第6節 紛争、テロ問題の根本的解決に向けたODAの活用
現在も世界各地では紛争が続き、また紛争が終結した場合であっても、再び紛争状態に陥る危険性を抱えた国が数多くあります。国連開発計画(UNDP)がまとめた「人間開発報告書2005」によれば、ミレニアム開発目標(MDGs)の達成に最も遠いと思われる34の開発途上国のうち、22か国が紛争継続中、または紛争後の不安定な状況にあります。また、紛争から立ち直ったばかりの国のうち、約4割(アフリカのみに注目すれば約6割)が、再び紛争状態に陥っています。

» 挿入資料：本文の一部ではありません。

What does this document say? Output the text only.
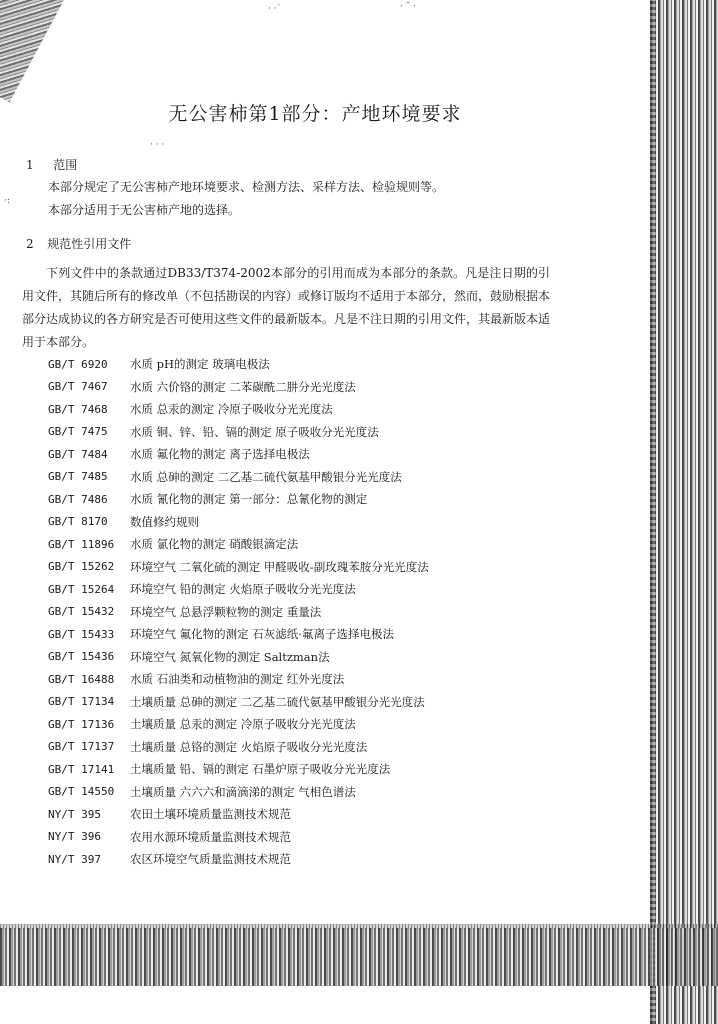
· ·˙	· ¨ ·
· · ·
·:
无公害柿第1部分：产地环境要求
1 范围
本部分规定了无公害柿产地环境要求、检测方法、采样方法、检验规则等。
本部分适用于无公害柿产地的选择。
2 规范性引用文件
下列文件中的条款通过DB33/T374-2002本部分的引用而成为本部分的条款。凡是注日期的引用文件，其随后所有的修改单（不包括勘误的内容）或修订版均不适用于本部分，然而，鼓励根据本部分达成协议的各方研究是否可使用这些文件的最新版本。凡是不注日期的引用文件，其最新版本适用于本部分。
GB/T 6920	水质 pH的测定 玻璃电极法
GB/T 7467	水质 六价铬的测定 二苯碳酰二肼分光光度法
GB/T 7468	水质 总汞的测定 冷原子吸收分光光度法
GB/T 7475	水质 铜、锌、铅、镉的测定 原子吸收分光光度法
GB/T 7484	水质 氟化物的测定 离子选择电极法
GB/T 7485	水质 总砷的测定 二乙基二硫代氨基甲酸银分光光度法
GB/T 7486	水质 氰化物的测定 第一部分：总氰化物的测定
GB/T 8170	数值修约规则
GB/T 11896	水质 氯化物的测定 硝酸银滴定法
GB/T 15262	环境空气 二氧化硫的测定 甲醛吸收-副玫瑰苯胺分光光度法
GB/T 15264	环境空气 铅的测定 火焰原子吸收分光光度法
GB/T 15432	环境空气 总悬浮颗粒物的测定 重量法
GB/T 15433	环境空气 氟化物的测定 石灰滤纸·氟离子选择电极法
GB/T 15436	环境空气 氮氧化物的测定 Saltzman法
GB/T 16488	水质 石油类和动植物油的测定 红外光度法
GB/T 17134	土壤质量 总砷的测定 二乙基二硫代氨基甲酸银分光光度法
GB/T 17136	土壤质量 总汞的测定 冷原子吸收分光光度法
GB/T 17137	土壤质量 总铬的测定 火焰原子吸收分光光度法
GB/T 17141	土壤质量 铅、镉的测定 石墨炉原子吸收分光光度法
GB/T 14550	土壤质量 六六六和滴滴涕的测定 气相色谱法
NY/T 395	农田土壤环境质量监测技术规范
NY/T 396	农用水源环境质量监测技术规范
NY/T 397	农区环境空气质量监测技术规范
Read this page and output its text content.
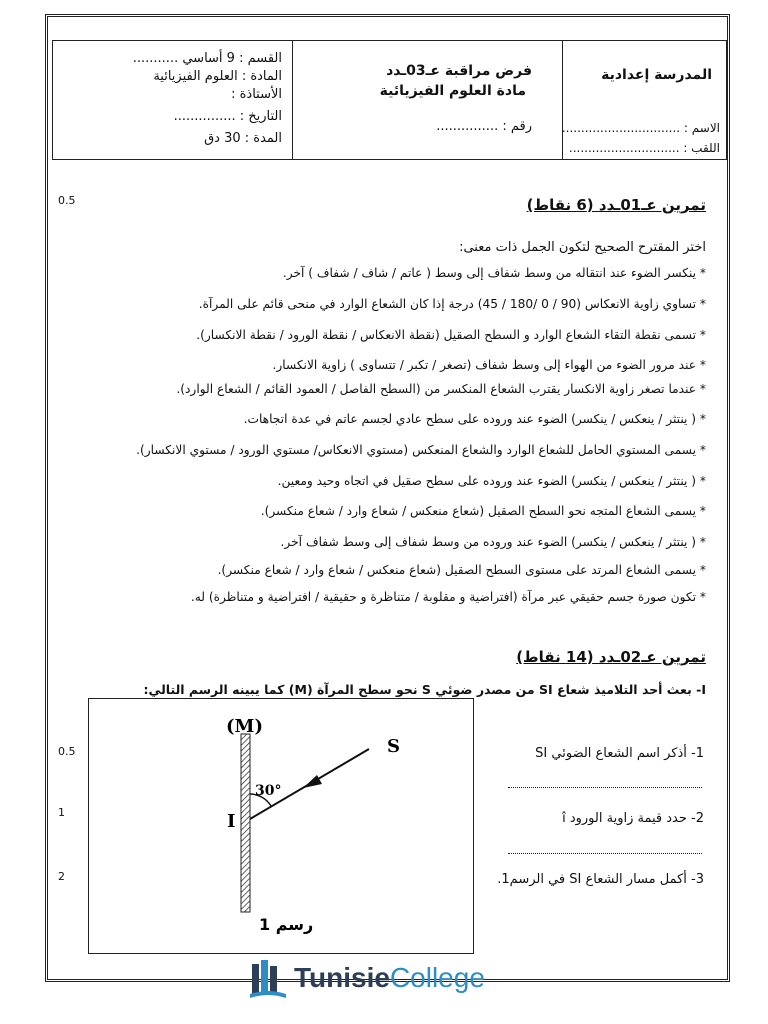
القسم : 9 أساسي ...........
المادة : العلوم الفيزيائية
الأستاذة :
التاريخ : ...............
المدة : 30 دق
فرض مراقبة عـ03ـدد
مادة العلوم الفيزيائية
رقم : ...............
المدرسة إعدادية
الاسم : ...............................
اللقب : .............................
0.5	تمرين عـ01ـدد (6 نقاط)
اختر المقترح الصحيح لتكون الجمل ذات معنى:
* ينكسر الضوء عند انتقاله من وسط شفاف إلى وسط ( عاتم / شاف / شفاف ) آخر.
* تساوي زاوية الانعكاس (90 / 0 /180 / 45) درجة إذا كان الشعاع الوارد في منحى قائم على المرآة.
* تسمى نقطة التقاء الشعاع الوارد و السطح الصقيل (نقطة الانعكاس / نقطة الورود / نقطة الانكسار).
* عند مرور الضوء من الهواء إلى وسط شفاف (تصغر / تكبر / تتساوى ) زاوية الانكسار.
* عندما تصغر زاوية الانكسار يقترب الشعاع المنكسر من (السطح الفاصل / العمود القائم / الشعاع الوارد).
* ( ينتثر / ينعكس / ينكسر) الضوء عند وروده على سطح عادي لجسم عاتم في عدة اتجاهات.
* يسمى المستوي الحامل للشعاع الوارد والشعاع المنعكس (مستوي الانعكاس/ مستوي الورود / مستوي الانكسار).
* ( ينتثر / ينعكس / ينكسر) الضوء عند وروده على سطح صقيل في اتجاه وحيد ومعين.
* يسمى الشعاع المتجه نحو السطح الصقيل (شعاع منعكس / شعاع وارد / شعاع منكسر).
* ( ينتثر / ينعكس / ينكسر) الضوء عند وروده من وسط شفاف إلى وسط شفاف آخر.
* يسمى الشعاع المرتد على مستوى السطح الصقيل (شعاع منعكس / شعاع وارد / شعاع منكسر).
* تكون صورة جسم حقيقي عبر مرآة (افتراضية و مقلوبة / متناظرة و حقيقية / افتراضية و متناظرة) له.
تمرين عـ02ـدد (14 نقاط)
I- بعث أحد التلاميذ شعاع SI من مصدر ضوئي S نحو سطح المرآة (M) كما يبينه الرسم التالي:
(M)
S
I
30°
رسم 1
0.5
1
2
1- أذكر اسم الشعاع الضوئي SI
2- حدد قيمة زاوية الورود î
3- أكمل مسار الشعاع SI في الرسم1.
TunisieCollege
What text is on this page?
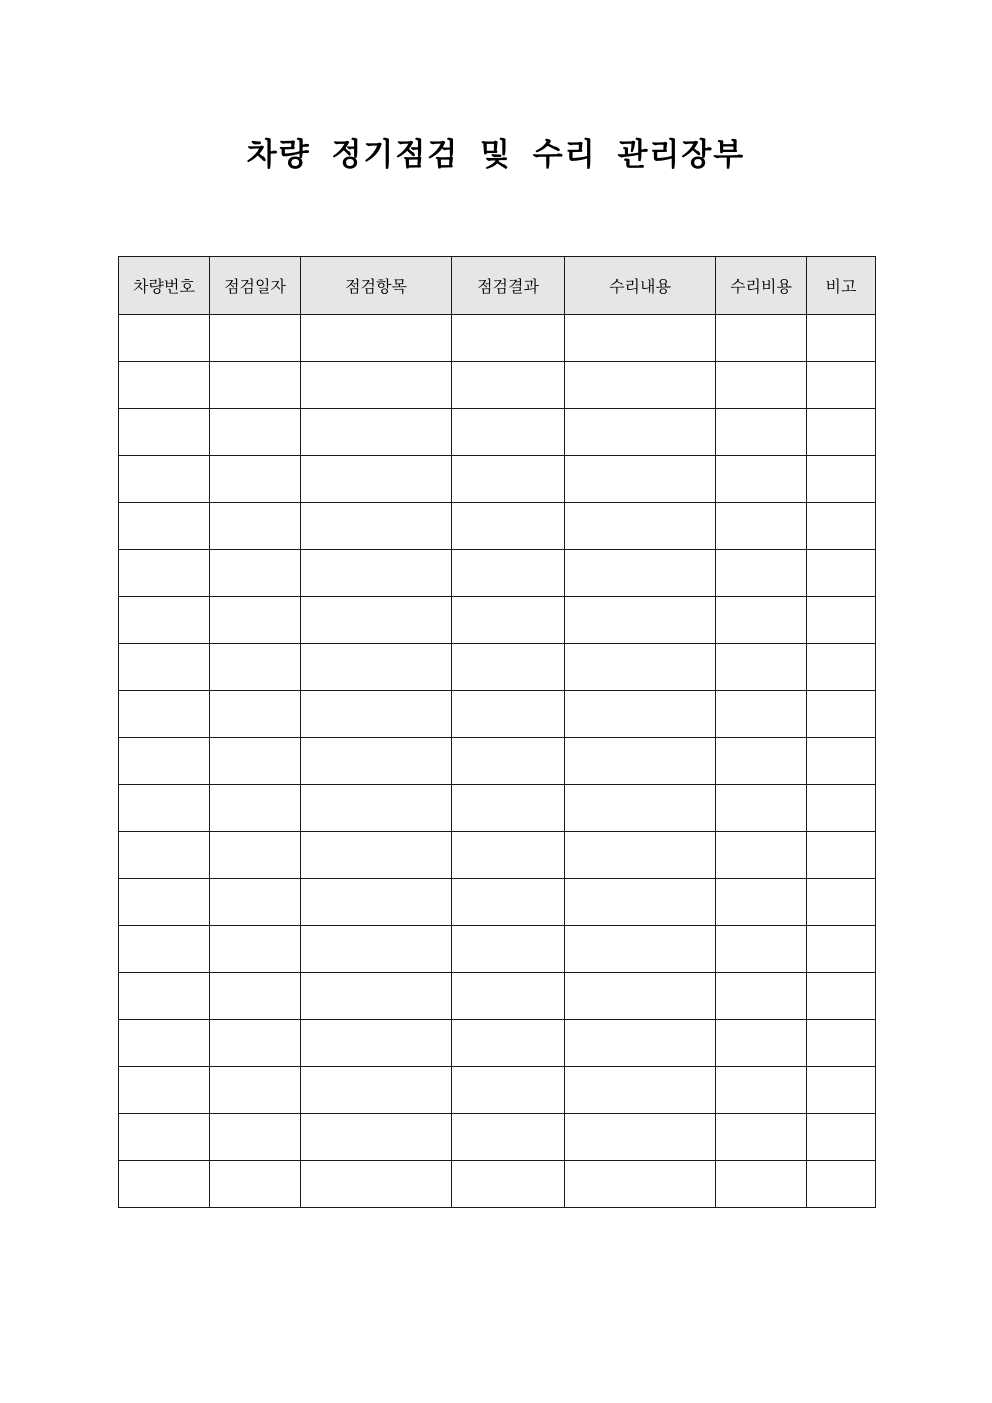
차량 정기점검 및 수리 관리장부
차량번호	점검일자	점검항목	점검결과	수리내용	수리비용	비고
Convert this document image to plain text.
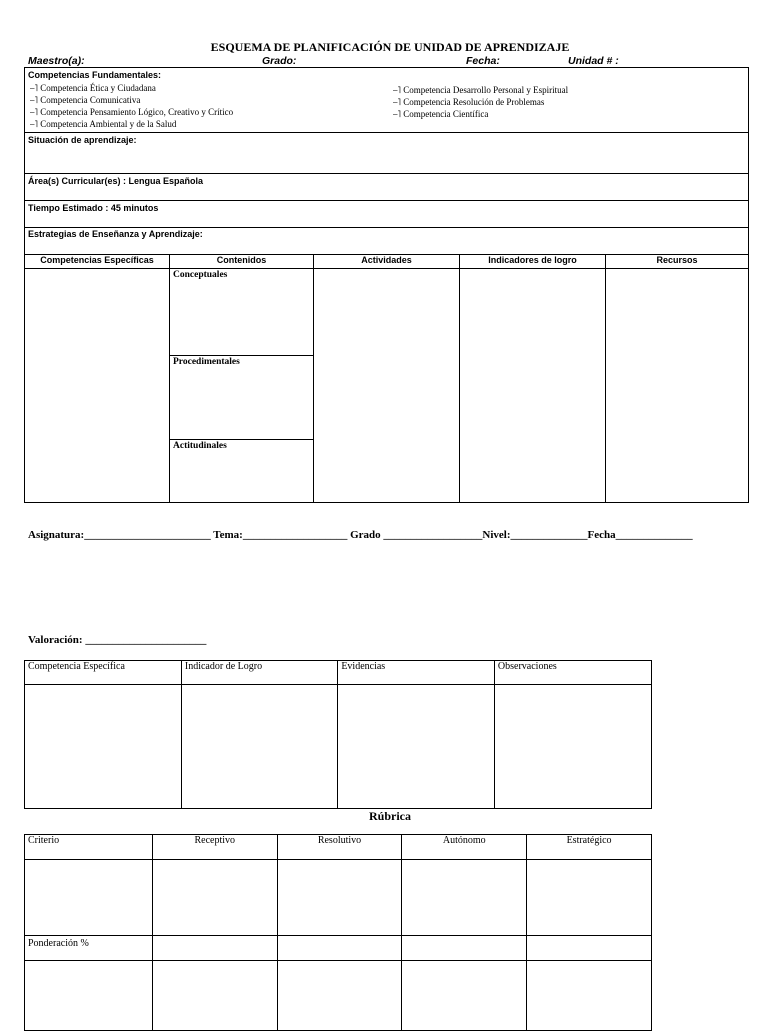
ESQUEMA DE PLANIFICACIÓN DE UNIDAD DE APRENDIZAJE
Maestro(a):	Grado:	Fecha:	Unidad # :
Competencias Fundamentales:
⎯˥ Competencia Ética y Ciudadana
⎯˥ Competencia Comunicativa
⎯˥ Competencia Pensamiento Lógico, Creativo y Crítico
⎯˥ Competencia Ambiental y de la Salud
⎯˥ Competencia Desarrollo Personal y Espiritual
⎯˥ Competencia Resolución de Problemas
⎯˥ Competencia Científica
Situación de aprendizaje:
Área(s) Curricular(es) : Lengua Española
Tiempo Estimado : 45 minutos
Estrategias de Enseñanza y Aprendizaje:
Competencias Específicas	Contenidos	Actividades	Indicadores de logro	Recursos
Conceptuales
Procedimentales
Actitudinales
Asignatura:_______________________ Tema:___________________ Grado __________________Nivel:______________Fecha______________
Valoración: ______________________
Competencia Específica	Indicador de Logro	Evidencias	Observaciones

Rúbrica
Criterio	Receptivo	Resolutivo	Autónomo	Estratégico

Ponderación %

紛争により疲弊し、統治能力を失った、いわゆる「破綻国家」がテロ活動の拠点となり、周辺地域や世界全体に対する脅威となる危険性もあります。たとえば、アフガニスタンでは、依然として武装勢力によるテロが続いています。アル・カーイダに代表されるように、テロ組織は国際化され、先進国でテロを起こす例もあります。2010年だけでも、アフガニスタンやパキスタン、イラク各地での自爆テロのほかに、3月のロシア・モスクワ地下鉄における連続爆弾テロや、5月の米国・ニューヨーク・タイムズスクエア爆弾テロ未遂、12月のスウェーデン・ストックホルム中心部における自爆テロといった事件が発生するなど、テロ問題は、引き続き国際社会共通の脅威、課題となっています。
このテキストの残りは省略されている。